Hotspot der Artenvielfalt: Kalk- und Vulkaneifel

Das Gebiet der Kalk- und Vulkaneifel zeichnet sich durch eine große Strukturvielfalt und außerordentlichen Artenreichtum aus. Kalkkuppen und ­hänge mit orchideenreichen Halbtrockenrasen, Schlehengebüschen und Kalk-Buchenwäldern wechseln mit Kalkäckern in den Mulden und naturnahen Tälern der Urft-, Erft- und Ahrzuflüsse mit Feucht- und Nassgrünland ab.
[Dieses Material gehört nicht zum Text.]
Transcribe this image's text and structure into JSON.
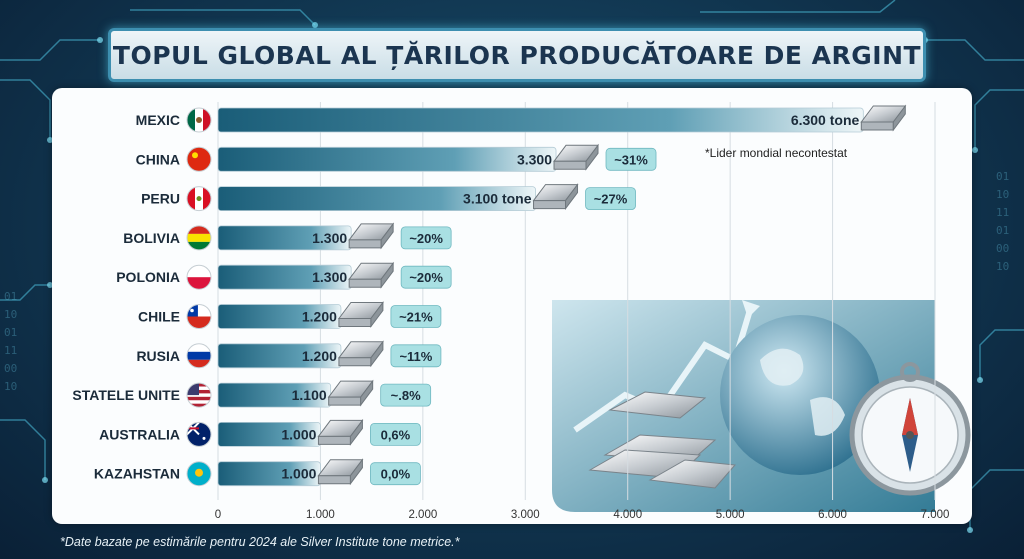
{
  "title": "TOPUL GLOBAL AL ȚĂRILOR PRODUCĂTOARE DE ARGINT",
  "footnote": "*Date bazate pe estimările pentru 2024 ale Silver Institute tone metrice.*",
  "leader_note": "*Lider mondial necontestat",
  "colors": {
    "bar_dark": "#1a5d78",
    "bar_light": "#eaf3f6",
    "pct_badge": "#a9e0e3",
    "grid": "#d6dde2"
  },
  "chart_data": {
    "type": "bar",
    "orientation": "horizontal",
    "title": "TOPUL GLOBAL AL ȚĂRILOR PRODUCĂTOARE DE ARGINT",
    "categories": [
      "MEXIC",
      "CHINA",
      "PERU",
      "BOLIVIA",
      "POLONIA",
      "CHILE",
      "RUSIA",
      "STATELE UNITE",
      "AUSTRALIA",
      "KAZAHSTAN"
    ],
    "values": [
      6300,
      3300,
      3100,
      1300,
      1300,
      1200,
      1200,
      1100,
      1000,
      1000
    ],
    "value_labels": [
      "6.300 tone",
      "3.300",
      "3.100 tone",
      "1.300",
      "1.300",
      "1.200",
      "1.200",
      "1.100",
      "1.000",
      "1.000"
    ],
    "percent_labels": [
      "",
      "~31%",
      "~27%",
      "~20%",
      "~20%",
      "~21%",
      "~11%",
      "~.8%",
      "0,6%",
      "0,0%"
    ],
    "flags": [
      "mexico-flag-icon",
      "china-flag-icon",
      "peru-flag-icon",
      "bolivia-flag-icon",
      "poland-flag-icon",
      "chile-flag-icon",
      "russia-flag-icon",
      "usa-flag-icon",
      "australia-flag-icon",
      "kazakhstan-flag-icon"
    ],
    "xlim": [
      0,
      7000
    ],
    "xticks": [
      0,
      1000,
      2000,
      3000,
      4000,
      5000,
      6000,
      7000
    ],
    "xtick_labels": [
      "0",
      "1.000",
      "2.000",
      "3.000",
      "4.000",
      "5.000",
      "6.000",
      "7.000"
    ],
    "grid": true
  }
}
Das grenzüberschreitende Ahrtalsystem ist von bundesweiter Naturschutzbedeutung. Die Vielfalt u. a. an Biotoptypen, Pflanzengesellschaften, Pflanzenarten, Schmetterlingen und Heuschrecken ist bedeutend. Die Talhänge tragen blumenreiche Kalkmagerrasen, Bergmähwiesen und naturnahe Buchen und Eichenmischwälder. Die nördliche Kalkeifel beherbergt zahlreiche Höhlen und Stollen mit bedeutenden Fledermausquartieren. Viele Pflanzen- und Tierarten haben in der Kalkeifel ihren Verbreitungsschwerpunkt in Nordrhein-Westfalen und Rheinland-Pfalz. Die Wälder sind Streifgebiet der Wildkatze. Der Rotmilan nutzt den Wechsel zwischen Wald und Offenland als Brut- und Nahrungshabitat. Die Kalkmulden bieten Lebensräume für zahlreiche Tagfalterarten, insbesondere auf gut ausgeprägten Halbtrockenrasen. Die geologische und geomorphologische Vielfalt des Gebietes bedingt ein reich strukturiertes Mosaik an naturnahen Waldlebensräumen und wertvollen Offenlandlebensräumen der Kulturlandschaft. Auf den Schneifelrücken finden sich großflächig zusammenhängende, störungsarme Wälder im Komplex mit eingestreuten Heide- und Moorlebensräumen.